This is an Eval Central archive copy, find the original at rka-learnwithus.com.
As we begin 2022, nearly two years since the pandemic began, what I’m most struck by is that the world I operate in is a fundamentally changed one. It’s fascinating and a bit disorienting that these changes happened so quickly, sped up by circumstance of the pandemic. Change is happening all the time, but more often than not, it happens so gradually and subtly that it goes undetected in real time. The accelerated changes in 2020 and 2021 allowed me to be a conscious witness and active participant in transformation. In particular, the world of museums and cultural organizations changed in five ways that make me optimistic about my work as a researcher and evaluator in 2022.
1. There is room for vulnerability in the workplace.
We let our guards down professionally during the pandemic which allowed us to connect with one another human to human. Zoom had a lot to do with this by the sheer fact that we got a sense of each other’s day-to-day surroundings and context at home. In two years, we went from types of communication that convey formality and reserve (like in conference rooms) to virtually getting a glimpse into people’s everyday lives (baskets of laundry, artwork on walls, cats on keyboards, etc.). It’s subtle, but I have felt an opening up, a breath of relief, to bring our full selves—flaws and all—to professional encounters. I don’t see that reversing even once we meet in person more often (except maybe less athletic wear).
2. There has been a broadening in who we include in research.
This change has been a long time coming. For many years now, research in museums and cultural organizations has tended to focus on current audiences rather than potential audiences. One reason was access—it is easier to collect data from an onsite audience than to recruit and collect data from people out in the world. But a more insidious reason is “navel gazing”— a tendency among museums to focus inward rather than acknowledge the complex, wider context in which they are situated. The tables turned during the pandemic; not only was access to in-person audiences impossible for several months, but the question “who are museums for?” was amplified as protests for social justice took hold. So, audience research went remote, and in doing so a whole world of possibilities opened. Even now, with museums open again, remote research that includes broader audiences is here to stay.
3. A reckoning in museums is leading to a dismantling of the status quo.

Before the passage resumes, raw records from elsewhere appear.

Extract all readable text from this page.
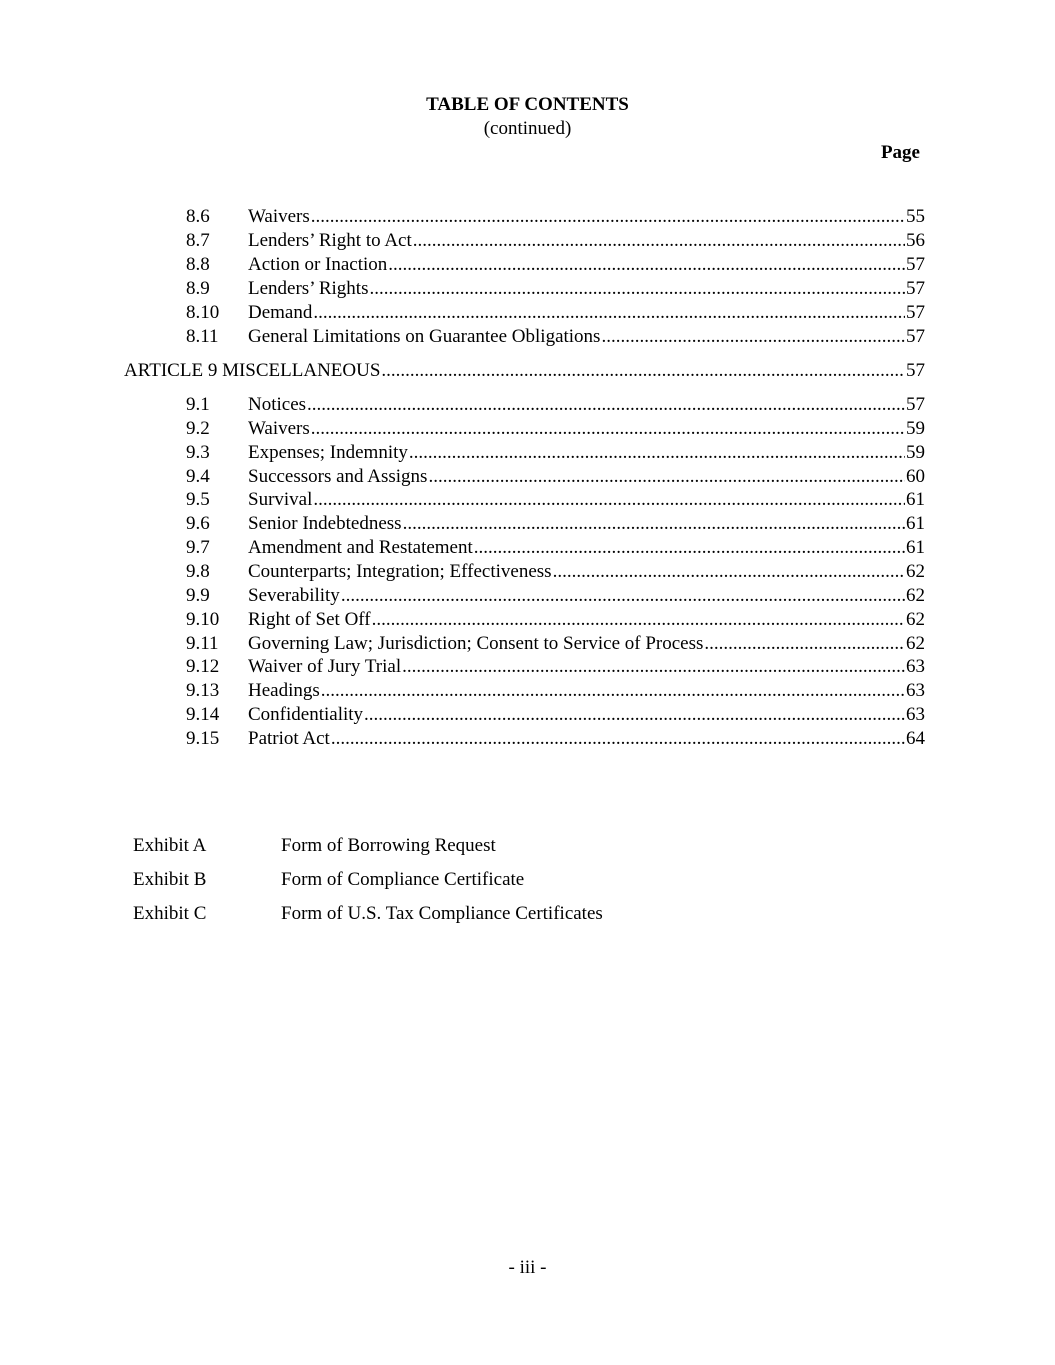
TABLE OF CONTENTS
(continued)
Page
8.6	Waivers .....	55
8.7	Lenders’ Right to Act .....	56
8.8	Action or Inaction .....	57
8.9	Lenders’ Rights .....	57
8.10	Demand .....	57
8.11	General Limitations on Guarantee Obligations .....	57
ARTICLE 9 MISCELLANEOUS .....	57
9.1	Notices .....	57
9.2	Waivers .....	59
9.3	Expenses; Indemnity .....	59
9.4	Successors and Assigns .....	60
9.5	Survival .....	61
9.6	Senior Indebtedness .....	61
9.7	Amendment and Restatement .....	61
9.8	Counterparts; Integration; Effectiveness .....	62
9.9	Severability .....	62
9.10	Right of Set Off .....	62
9.11	Governing Law; Jurisdiction; Consent to Service of Process .....	62
9.12	Waiver of Jury Trial .....	63
9.13	Headings .....	63
9.14	Confidentiality .....	63
9.15	Patriot Act .....	64
Exhibit A	Form of Borrowing Request
Exhibit B	Form of Compliance Certificate
Exhibit C	Form of U.S. Tax Compliance Certificates
- iii -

This change is enormous, and even with all the attention to Diversity, Equity, and Inclusion in 2019, still felt like something in the distant future. In 2020, with many museums pledging a commitment to Black Lives Matter, I wondered along with others, was it all lip service? Could museums walk the talk? The answer is, “yes, sometimes.” Some museums and cultural organizations are deliberately making choices that make space for a break down in the status quo. One of the strongest signs of this is the number of black leaders hired in museums and cultural organizations in 2021. Along with staffing changes, I have noticed other more subtle changes, having to do with vulnerability described in #1 above, in which cultural workers are bringing their full selves to meetings, raising difficult questions and challenging topics that disrupt an implicit protection of the status quo. I am hopeful for more real talk in the future.
4. The colonial roots of social science research and evaluation are being questioned.
My training is in anthropology, and perhaps more than any other social science, anthropology grew from and thrived during colonialism. Many anthropologists go on to be evaluators, taking their colonial origins with them. None of this is news, but what is news is a strong and vocal outcry by evaluators questioning our role in social change and the methods we use. I asked myself in the last 18 months, how have I protected the status quo in museums and cultural organizations through evaluation? Two years ago, this kind of questioning was done privately—more often than not we evaluators found a way to justify our work despite its role in perpetuating systemic injustices. During 2021, I have drawn inspiration from many posts on the American Evaluators Association daily blog, AEA365, that offer alternatives to traditional evaluation approaches, like this one about culturally specific research and indigenous liberation. I feel freedom to explore new, more inclusive and responsive research methodologies moving forward.
5. Audience research and community engagement have been blurred.
This change grows from #1-4 above, and I am still working out what it means for my practice. Prior to 2020, I thought of audience research and community engagement as separate, but related, endeavors. Audience research is the study by a researcher of an organization’s audiences (current or potential) to learn how to serve those audience best, and community engagement is the actions of an organization building relationships with its surrounding community. In my mind, audience research could inform community engagement, but I never saw them as the same thing. Yet, in the last year a couple things have happened. First, some museums have asked us specifically for community engagement services. This immediately raises a red flag for me— should we, third-party researchers, be the first outreach to a potential new audience? Is collecting data from someone really the best first step to engagement and relationship building? Secondly, as our research and evaluation has started to include more and more people who do not visit museums, I felt uncomfortable extracting data from them for the museums’ benefit alone. How do the research participants benefit other than a small honorarium that we provide? I no longer see audience research and community engagement as separate. I want audience research to include engagement by the museum as part of the process. I am still very much in the process of working out what this looks like.
Being a part of these radical transformations, I am not the same person professionally that I was in 2019. I am more energized, more focused, and grateful to be working in this field at this extraordinary time in history.